Reproducibility and Data Archiving in Science 

This work was conducted as part of a working group based at the University of British Columbia and led by Tim Vines. Our studies focused on providing empirical data to evaluate reproducibility and data availability in biology. The purpose of this work was to convince the scientific community that data sharing is both important and necessary.


Darwin statue at the natural history museum in London England.

MSc Research

Visual Ecology and Gene Duplication 

  Colouration influences mate choice in many species and often has been shown to be a reliable proxy for male quality.

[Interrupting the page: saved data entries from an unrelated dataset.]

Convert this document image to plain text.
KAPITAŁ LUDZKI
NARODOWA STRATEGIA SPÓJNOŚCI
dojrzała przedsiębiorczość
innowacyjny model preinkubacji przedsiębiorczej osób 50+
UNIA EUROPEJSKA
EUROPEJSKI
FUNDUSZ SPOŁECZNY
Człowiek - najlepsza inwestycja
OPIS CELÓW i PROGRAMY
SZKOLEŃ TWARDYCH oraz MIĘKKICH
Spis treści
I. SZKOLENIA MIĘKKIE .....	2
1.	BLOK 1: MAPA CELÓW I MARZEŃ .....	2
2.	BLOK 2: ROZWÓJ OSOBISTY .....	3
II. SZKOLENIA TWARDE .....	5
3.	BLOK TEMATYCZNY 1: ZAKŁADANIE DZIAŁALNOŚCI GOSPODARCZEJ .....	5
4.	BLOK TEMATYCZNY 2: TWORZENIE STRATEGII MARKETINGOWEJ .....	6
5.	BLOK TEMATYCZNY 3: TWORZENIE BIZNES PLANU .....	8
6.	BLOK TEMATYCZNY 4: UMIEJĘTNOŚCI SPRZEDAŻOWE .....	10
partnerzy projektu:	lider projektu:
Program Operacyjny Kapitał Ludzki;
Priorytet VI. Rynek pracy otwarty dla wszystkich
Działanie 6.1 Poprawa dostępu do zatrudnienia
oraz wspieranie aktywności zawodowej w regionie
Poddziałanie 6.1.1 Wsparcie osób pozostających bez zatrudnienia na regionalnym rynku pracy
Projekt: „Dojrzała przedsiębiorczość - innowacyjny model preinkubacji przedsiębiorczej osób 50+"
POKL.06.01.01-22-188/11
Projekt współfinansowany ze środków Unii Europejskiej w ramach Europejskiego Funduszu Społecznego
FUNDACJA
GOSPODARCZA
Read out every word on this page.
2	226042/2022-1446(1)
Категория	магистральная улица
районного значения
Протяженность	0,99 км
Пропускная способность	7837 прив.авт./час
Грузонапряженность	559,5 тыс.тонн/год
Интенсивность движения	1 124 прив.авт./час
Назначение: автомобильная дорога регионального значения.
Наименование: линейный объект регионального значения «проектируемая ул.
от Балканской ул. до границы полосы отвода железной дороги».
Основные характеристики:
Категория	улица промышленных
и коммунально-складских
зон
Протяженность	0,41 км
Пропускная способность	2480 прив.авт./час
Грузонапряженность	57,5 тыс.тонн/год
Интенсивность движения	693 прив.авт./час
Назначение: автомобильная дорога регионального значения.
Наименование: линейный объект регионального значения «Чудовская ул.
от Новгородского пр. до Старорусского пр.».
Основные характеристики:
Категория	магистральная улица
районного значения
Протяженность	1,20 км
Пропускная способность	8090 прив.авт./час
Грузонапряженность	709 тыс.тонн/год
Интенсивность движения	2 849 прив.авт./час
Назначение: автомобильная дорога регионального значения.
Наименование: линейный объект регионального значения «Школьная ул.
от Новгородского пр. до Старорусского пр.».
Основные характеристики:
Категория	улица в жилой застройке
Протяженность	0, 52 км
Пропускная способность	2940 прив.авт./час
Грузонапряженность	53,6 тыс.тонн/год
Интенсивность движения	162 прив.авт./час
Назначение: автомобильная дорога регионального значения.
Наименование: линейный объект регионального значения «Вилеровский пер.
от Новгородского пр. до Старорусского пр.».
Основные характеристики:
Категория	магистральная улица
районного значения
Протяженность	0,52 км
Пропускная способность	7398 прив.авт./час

However, the molecular basis of female preferences for colour traits and indeed most male secondary traits in many species is poorly understood.

   In the guppy (Poecilia reticulata), a model species for the study of sexual selection, females often prefer the most colourful males. Therefore color vision is thought to be fundamental to mate preference in this species. My M.Sc work exploited the technique of in situ hybridization to characterize the expression patterns of cone opsins (the genes responsible for colour vision) across the surface of the retina in this species, to give further insight into the visual capacity and mate preference of guppies. I also used phylogenetic methods to investigate patterns of gene duplication and divergence across the phylogeny of teleost fish. These studies are published and the corresponding PDFs can be found using the ‘publications’ tab above.